Over the past few years since we first launched the Index, we’ve seen hospitals across the country embracing their role as community partners. Now, we’re happy to see hospitals that are leaders in social responsibility featured in a national journal for healthcare executives.

The journal Frontiers of Health Services Management, an official publication of the American College of Healthcare Executives, is taking on the topic of ESG (environmental, social, and governance) in a three-part series. Their most recent issue showcases hospital initiatives around the “S” in ESG, featuring some of the top hospitals on the Lown Hospitals Index.

“For healthcare organizations, whether the mission statement is either succinct or several paragraphs long, improving the health and well-being of the populations served is their raison d’etre.”

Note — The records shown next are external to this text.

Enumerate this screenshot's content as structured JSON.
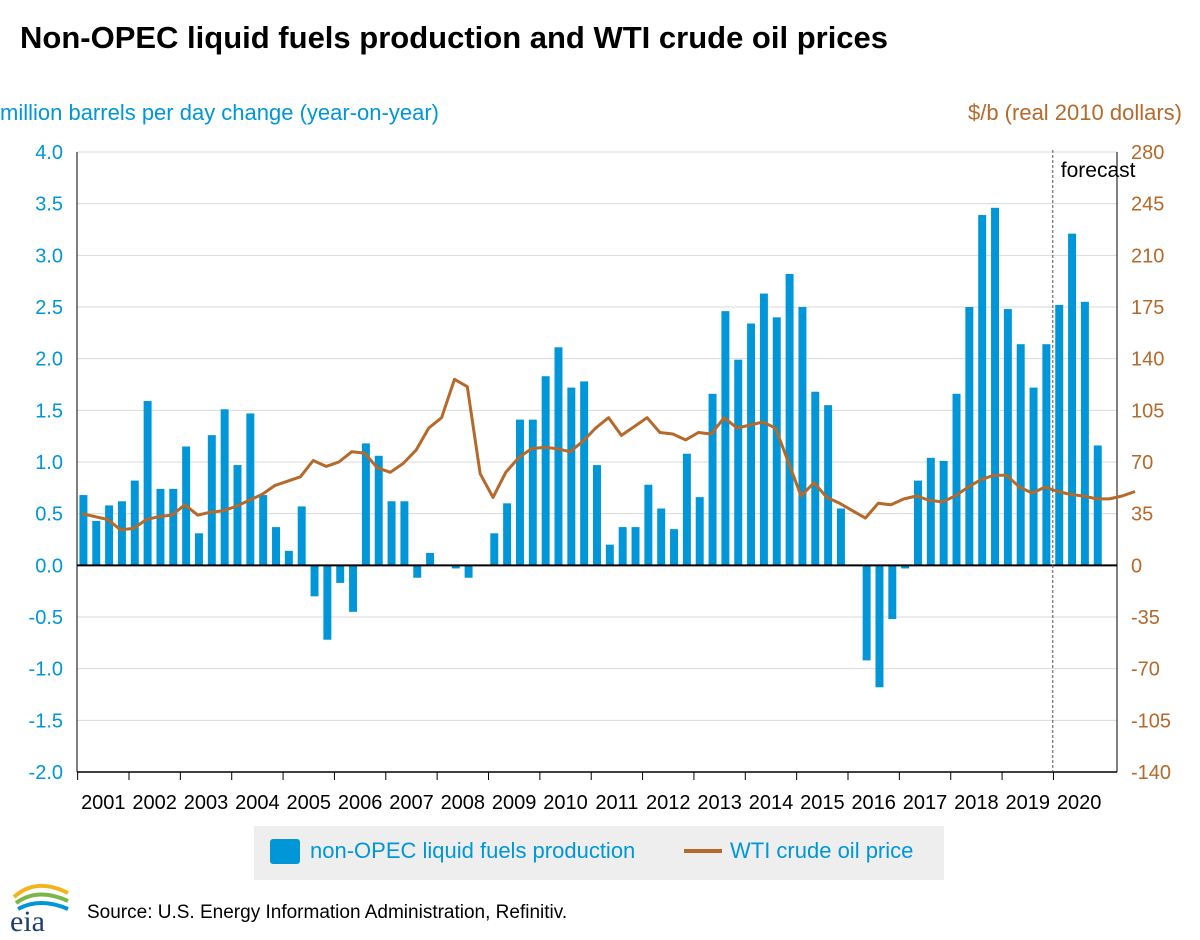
{
  "title": "Non-OPEC liquid fuels production and WTI crude oil prices",
  "source": "Source: U.S. Energy Information Administration, Refinitiv.",
  "logo_text": "eia",
  "colors": {
    "bars": "#0096d7",
    "line": "#b5692a",
    "left_axis": "#0096d7",
    "right_axis": "#b5692a"
  },
  "chart_data": {
    "type": "bar",
    "left_axis": {
      "label": "million barrels per day change (year-on-year)",
      "ylim": [
        -2.0,
        4.0
      ],
      "ticks": [
        "4.0",
        "3.5",
        "3.0",
        "2.5",
        "2.0",
        "1.5",
        "1.0",
        "0.5",
        "0.0",
        "-0.5",
        "-1.0",
        "-1.5",
        "-2.0"
      ]
    },
    "right_axis": {
      "label": "$/b (real 2010 dollars)",
      "ylim": [
        -140,
        280
      ],
      "ticks": [
        "280",
        "245",
        "210",
        "175",
        "140",
        "105",
        "70",
        "35",
        "0",
        "-35",
        "-70",
        "-105",
        "-140"
      ]
    },
    "x_labels": [
      "2001",
      "2002",
      "2003",
      "2004",
      "2005",
      "2006",
      "2007",
      "2008",
      "2009",
      "2010",
      "2011",
      "2012",
      "2013",
      "2014",
      "2015",
      "2016",
      "2017",
      "2018",
      "2019",
      "2020"
    ],
    "forecast_label": "forecast",
    "forecast_start_quarter": 76,
    "grid": true,
    "legend": [
      "non-OPEC liquid fuels production",
      "WTI crude oil price"
    ],
    "series": [
      {
        "name": "non-OPEC liquid fuels production",
        "type": "bar",
        "values": [
          0.68,
          0.43,
          0.58,
          0.62,
          0.82,
          1.59,
          0.74,
          0.74,
          1.15,
          0.31,
          1.26,
          1.51,
          0.97,
          1.47,
          0.68,
          0.37,
          0.14,
          0.57,
          -0.3,
          -0.72,
          -0.17,
          -0.45,
          1.18,
          1.06,
          0.62,
          0.62,
          -0.12,
          0.12,
          0.0,
          -0.03,
          -0.12,
          0.0,
          0.31,
          0.6,
          1.41,
          1.41,
          1.83,
          2.11,
          1.72,
          1.78,
          0.97,
          0.2,
          0.37,
          0.37,
          0.78,
          0.55,
          0.35,
          1.08,
          0.66,
          1.66,
          2.46,
          1.99,
          2.34,
          2.63,
          2.4,
          2.82,
          2.5,
          1.68,
          1.55,
          0.55,
          0.0,
          -0.92,
          -1.18,
          -0.52,
          -0.03,
          0.82,
          1.04,
          1.01,
          1.66,
          2.5,
          3.39,
          3.46,
          2.48,
          2.14,
          1.72,
          2.14,
          2.52,
          3.21,
          2.55,
          1.16
        ]
      },
      {
        "name": "WTI crude oil price",
        "type": "line",
        "values": [
          35,
          33,
          31,
          24,
          25,
          31,
          33,
          34,
          41,
          34,
          36,
          37,
          40,
          44,
          48,
          54,
          57,
          60,
          71,
          67,
          70,
          77,
          76,
          66,
          63,
          69,
          78,
          93,
          100,
          126,
          121,
          62,
          46,
          63,
          73,
          79,
          80,
          79,
          77,
          84,
          93,
          100,
          88,
          94,
          100,
          90,
          89,
          85,
          90,
          89,
          100,
          93,
          95,
          97,
          93,
          70,
          47,
          56,
          46,
          42,
          37,
          32,
          42,
          41,
          45,
          47,
          44,
          43,
          47,
          53,
          58,
          61,
          61,
          53,
          49,
          53,
          50,
          48,
          47,
          45,
          45,
          47,
          50
        ]
      }
    ]
  }
}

Dr. Carla Sampson, Editor, Frontiers of Health Services management

Why should hospitals focus on the “S” in ESG? As Frontiers Editor Dr. Carla Sampson writes, hospitals have a “moral imperative” to address the social factors that drive health because our country hasn’t invested in the public health infrastructure we need to solve these problems.

Prescribing equity

In the recent Frontiers issue, Boston Medical Center CEO Kate Walsh describes one of the many initiatives that made them one of the top-ranked hospitals for Social Responsibility on the Lown Index. In the midst of the Covid-19 pandemic and Black Lives Matter movement, BMC leadership recognized that they needed to do more to deliver equitable care. While BMC has long been “prescribing” nutritious food through their Preventive Food Pantry, connecting patients to affordable housing options, and helping patients access free tax help and savings accounts, for the first time, the safety net hospital is “prescribing” changes to health leadership and clinicians to make their care more equitable.

“At BMC, we believe health system leaders must hold themselves accountable, uncover the racism entrenched in societal systems and healthcare policies, and shift efforts from simply filling gaps to eliminating them.” 

Kate Walsh, CEO of Boston Medical Center, Frontiers of Health Services Management

They developed the Health Equity Accelerator, a multidisciplinary project designed to “target the root causes of race-based health disparities, promote and sustain economic mobility, and end health inequities.” The HEA brings together teams of hospital leadership, research experts, clinicians, and health equity experts to conduct primary research (extensive surveys, interviews, focus groups with patients) and identify ways to end racial disparities. The teams are built around five key clinical areas where disparities are largest: pregnancy, infectious diseases, chronic diseases (primarily diabetes and hypertension), behavioral health, and cancer and end-stage renal disease.

In an accompanying essay, Lown Institute leaders put the Lown Index in context of the growing movement around Environmental, Social, and Governance (ESG) issues in healthcare. They explain how the Index provides meaningful metrics to improve not just individual hospital performance, but also shine a light on what needs to change in the healthcare system.

“Hospitals that have made commitments to confront racism in their institutions, reduce health disparities in their communities, and invest in programs to improve social drivers of health need to ensure that these sentiments translate into accountable action.”